Vrouwen die in het ziekenhuis willen of moeten bevallen zijn nog steeds niet overal zeker van een bed op de kraamafdeling. Er is een tekort aan gekwalificeerd personeel.
Dat stelt de Koninklijke Nederlandse Organisatie van Verloskundigen (KNOV).
Geen plek op kraamafdeling
Door het tekort aan gespecialiseerde verpleegkundigen in combinatie met een groter aantal bevallingen blijft het in het hele land moeilijk om tijdig een plekje in een ziekenhuis te vinden. Bijvoorbeeld als een vrouw tijdens de bevalling pijnstilling nodig heeft.

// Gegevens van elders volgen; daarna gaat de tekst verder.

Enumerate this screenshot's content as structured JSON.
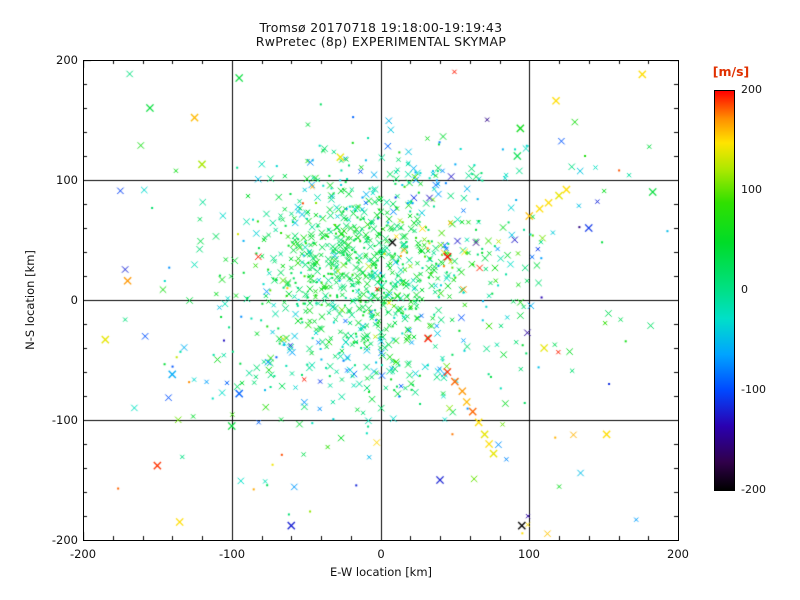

In de zomer worden doorgaans meer baby’s geboren en dit jaar was er daarbovenop sprake van een geboortegolf na de coronalockdowns van afgelopen winter. Maar ook nu het herfst is en het aantal bevallingen afneemt, zijn de problemen nog steeds niet opgelost. Aldus Rosanne van der Sterre, die voor de KNOV de capaciteit van de ziekenhuizen in de gaten houdt.
Pijnstilling
Driekwart van de vrouwen bevalt in het ziekenhuis, omdat daar een medische reden voor is, of omdat ze bijvoorbeeld graag pijnstilling willen. “Verloskundigen moeten nu voor die vrouwen vaak eerst vijf ziekenhuizen bellen voor ze een plek hebben gevonden”, aldus Van der Sterre. “Wat je soms ziet gebeuren, is dat vrouwen al bij de eerste wee zeggen dat ze pijnstilling willen, om zo toch op tijd een bed in het ziekenhuis te krijgen. Terwijl het dan ook nog uren of dagen kan duren voor de bevalling echt begint. Al die tijd houd je dan dus een bed bezet.”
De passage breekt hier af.